Oil Trading Giant Warns Of Looming "Super Glut" Due To Supply Surge
Echoing what has become a now daily refrain by commodity bears everywhere, Saad Rahim, chief economist of commodity-trading giant, Trafigura, said that the oil market faces a “super glut” next year as a burst of new supply collides with weakness in the global economy. According to Rahim, new drilling projects and slowing demand growth would weigh further on already depressed crude prices next year.
“Whether it’s a glut, or a super glut, it’s hard to get away from that,” Rahim said in remarks alongside the company’s annual results.
Brent crude has fallen 16% this year, on track for its worst year since 2020. Prices are expected to be further damped by major projects coming online next year, including in Brazil and Guyana.
The glut thesis is hardly new, and has been popularized by banks such as Citi and Goldman for the past year. As Goldman analyst Daan Struyven wrote in his latest oil tracker note, "global visible oil stocks have built by nearly 2mb/d over the past 30 days." The banks expects them to grow significantly more in the coming years.
Meanwhile demand from China, which is widely seen as aggressively stocking its strategic petroleum reserve by 500kb/d (and as much as 1 mm/d according to some estimates) and is the world’s biggest oil importer, is expected to grow more slowly next year due to its huge fleet of electric vehicles, which have sharply reduced petrol demand.

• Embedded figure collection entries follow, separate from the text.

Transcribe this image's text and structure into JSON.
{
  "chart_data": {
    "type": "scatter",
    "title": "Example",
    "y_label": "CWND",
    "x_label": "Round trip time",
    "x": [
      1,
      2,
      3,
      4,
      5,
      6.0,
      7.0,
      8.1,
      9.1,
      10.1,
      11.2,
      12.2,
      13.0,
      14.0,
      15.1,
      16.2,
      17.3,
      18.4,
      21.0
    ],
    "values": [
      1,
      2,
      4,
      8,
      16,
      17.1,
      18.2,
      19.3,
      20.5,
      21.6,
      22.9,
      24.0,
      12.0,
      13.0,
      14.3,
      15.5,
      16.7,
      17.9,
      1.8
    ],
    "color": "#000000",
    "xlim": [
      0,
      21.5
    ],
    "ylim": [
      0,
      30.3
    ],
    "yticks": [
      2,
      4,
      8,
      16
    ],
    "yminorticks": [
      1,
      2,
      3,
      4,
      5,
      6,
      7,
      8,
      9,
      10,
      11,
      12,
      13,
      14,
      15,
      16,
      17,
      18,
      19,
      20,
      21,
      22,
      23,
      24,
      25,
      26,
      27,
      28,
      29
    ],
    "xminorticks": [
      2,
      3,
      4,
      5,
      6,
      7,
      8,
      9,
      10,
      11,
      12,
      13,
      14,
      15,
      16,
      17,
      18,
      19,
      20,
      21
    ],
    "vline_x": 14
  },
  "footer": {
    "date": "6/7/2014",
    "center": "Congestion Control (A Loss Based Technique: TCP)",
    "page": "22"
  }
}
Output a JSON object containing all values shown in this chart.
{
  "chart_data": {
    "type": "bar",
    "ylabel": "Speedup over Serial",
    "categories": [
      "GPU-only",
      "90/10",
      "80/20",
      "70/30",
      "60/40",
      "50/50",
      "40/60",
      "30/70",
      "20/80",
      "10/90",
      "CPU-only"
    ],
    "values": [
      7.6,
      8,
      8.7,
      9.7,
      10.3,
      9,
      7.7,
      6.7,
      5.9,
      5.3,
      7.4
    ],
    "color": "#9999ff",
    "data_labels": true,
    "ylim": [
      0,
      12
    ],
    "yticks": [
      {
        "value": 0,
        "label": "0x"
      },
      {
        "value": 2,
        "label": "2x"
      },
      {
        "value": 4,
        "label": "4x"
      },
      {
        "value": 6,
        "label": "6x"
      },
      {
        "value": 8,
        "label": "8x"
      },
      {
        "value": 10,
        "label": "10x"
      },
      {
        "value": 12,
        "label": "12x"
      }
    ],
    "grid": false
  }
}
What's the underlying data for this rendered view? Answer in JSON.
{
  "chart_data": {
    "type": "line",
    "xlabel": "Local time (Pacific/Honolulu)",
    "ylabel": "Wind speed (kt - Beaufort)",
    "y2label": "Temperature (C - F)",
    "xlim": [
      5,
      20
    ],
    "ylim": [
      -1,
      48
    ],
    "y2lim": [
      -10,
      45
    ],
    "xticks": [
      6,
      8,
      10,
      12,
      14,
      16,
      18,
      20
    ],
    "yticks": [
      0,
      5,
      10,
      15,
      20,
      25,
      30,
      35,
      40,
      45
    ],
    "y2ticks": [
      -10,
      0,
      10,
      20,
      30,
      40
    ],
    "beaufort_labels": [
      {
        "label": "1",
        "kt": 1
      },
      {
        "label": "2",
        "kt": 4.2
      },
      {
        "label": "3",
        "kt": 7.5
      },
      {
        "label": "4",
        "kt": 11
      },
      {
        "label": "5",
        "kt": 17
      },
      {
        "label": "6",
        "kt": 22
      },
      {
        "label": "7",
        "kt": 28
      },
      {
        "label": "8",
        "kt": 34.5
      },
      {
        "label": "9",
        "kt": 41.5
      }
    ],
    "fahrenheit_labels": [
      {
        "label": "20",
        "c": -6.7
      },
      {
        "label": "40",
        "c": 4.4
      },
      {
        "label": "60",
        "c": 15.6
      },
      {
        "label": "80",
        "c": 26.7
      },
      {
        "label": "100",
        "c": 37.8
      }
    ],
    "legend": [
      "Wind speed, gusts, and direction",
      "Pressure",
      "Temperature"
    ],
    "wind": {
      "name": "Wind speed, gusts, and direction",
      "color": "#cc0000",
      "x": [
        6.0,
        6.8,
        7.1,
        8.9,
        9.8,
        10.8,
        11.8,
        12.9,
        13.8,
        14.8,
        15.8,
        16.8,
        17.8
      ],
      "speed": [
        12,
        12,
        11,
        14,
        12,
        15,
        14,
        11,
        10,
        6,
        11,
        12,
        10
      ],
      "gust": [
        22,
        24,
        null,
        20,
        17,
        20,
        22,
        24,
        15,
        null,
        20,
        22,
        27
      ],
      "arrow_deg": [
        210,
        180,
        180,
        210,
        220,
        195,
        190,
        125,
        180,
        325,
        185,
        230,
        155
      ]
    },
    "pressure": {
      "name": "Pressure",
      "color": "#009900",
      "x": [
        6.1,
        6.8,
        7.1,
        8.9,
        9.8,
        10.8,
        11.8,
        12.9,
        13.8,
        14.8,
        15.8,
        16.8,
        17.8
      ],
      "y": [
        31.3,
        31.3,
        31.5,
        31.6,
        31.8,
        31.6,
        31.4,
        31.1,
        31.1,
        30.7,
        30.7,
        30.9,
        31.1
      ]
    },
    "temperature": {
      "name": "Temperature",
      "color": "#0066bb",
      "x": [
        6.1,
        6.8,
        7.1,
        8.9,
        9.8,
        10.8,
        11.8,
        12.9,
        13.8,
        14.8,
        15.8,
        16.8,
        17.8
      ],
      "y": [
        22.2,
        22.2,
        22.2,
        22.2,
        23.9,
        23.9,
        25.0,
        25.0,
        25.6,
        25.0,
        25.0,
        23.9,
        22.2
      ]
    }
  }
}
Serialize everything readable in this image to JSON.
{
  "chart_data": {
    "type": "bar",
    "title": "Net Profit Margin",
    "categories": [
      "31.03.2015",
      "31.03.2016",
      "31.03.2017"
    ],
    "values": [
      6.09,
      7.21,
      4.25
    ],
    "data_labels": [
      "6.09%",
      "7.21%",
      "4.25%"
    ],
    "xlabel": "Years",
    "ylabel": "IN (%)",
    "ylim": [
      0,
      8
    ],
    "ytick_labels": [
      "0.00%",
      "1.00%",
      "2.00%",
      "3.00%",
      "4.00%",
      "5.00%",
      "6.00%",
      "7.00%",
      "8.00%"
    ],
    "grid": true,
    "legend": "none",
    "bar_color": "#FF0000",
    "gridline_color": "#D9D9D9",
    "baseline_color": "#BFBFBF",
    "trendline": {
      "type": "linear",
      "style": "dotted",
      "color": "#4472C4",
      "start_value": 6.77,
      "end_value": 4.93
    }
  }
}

Low prices this year have prompted China to buy more crude to fill its strategic stockpile.
“China needs to keep buying at this rate, for that super glut to not show up even earlier,” Rahim added.
The US government has also been trying to keep oil prices low, and President Donald Trump has pledged to “drill, baby, drill” in a push to increase American production. There has also been speculation that the US will also refill its SPR which was largely emptied by Biden but since that will promptly drive prices higher, so far this has been nothing but speculation, and meanwhile the US barely has any reserves for a true emergency.
Ben Luckock, head of oil trading at Trafigura, said in October that he expected oil prices could fall below $60 a barrel before rallying. “I suspect we’ll go into the $50s at some point across Christmas and the new year,” he said at the time.
According to the FT, Trafigura reported net profits of $2.7bn during the fiscal year that ended in September, down slightly from $2.8bn the previous year, and a five-year low after years of bumper profits linked to Russia’s full invasion of Ukraine when most commodity traders were breaching sanctions and making a killing in the process.
Its non-ferrous metals trading division reported a record year, due in part to the profits made by shipping copper into the US amid the disruptions caused by whipsawing tariff rules, according to people familiar with the matter.
Trafigura CEO Richard Holtum said “significant headline-driven volatility” had been a major driver for markets this year and that the trend would continue in 2026.
“Trading conditions were not easy last year and our trading team put on a really credible performance across all divisions,” said Holtum.
However, the small drop in profits, combined with rising payouts to Trafigura’s employee-shareholders, meant group equity fell slightly, to $16.2bn, from $16.3bn the previous year, marking the first time this figure has shrunk since 2018.
Payouts to Trafigura’s employees rose to $2.9bn, up from $2bn during the prior year. The company, whose top management is based in Geneva, pays out “dividends” to its employee-shareholders, including by buying back the shares of departing employees over time.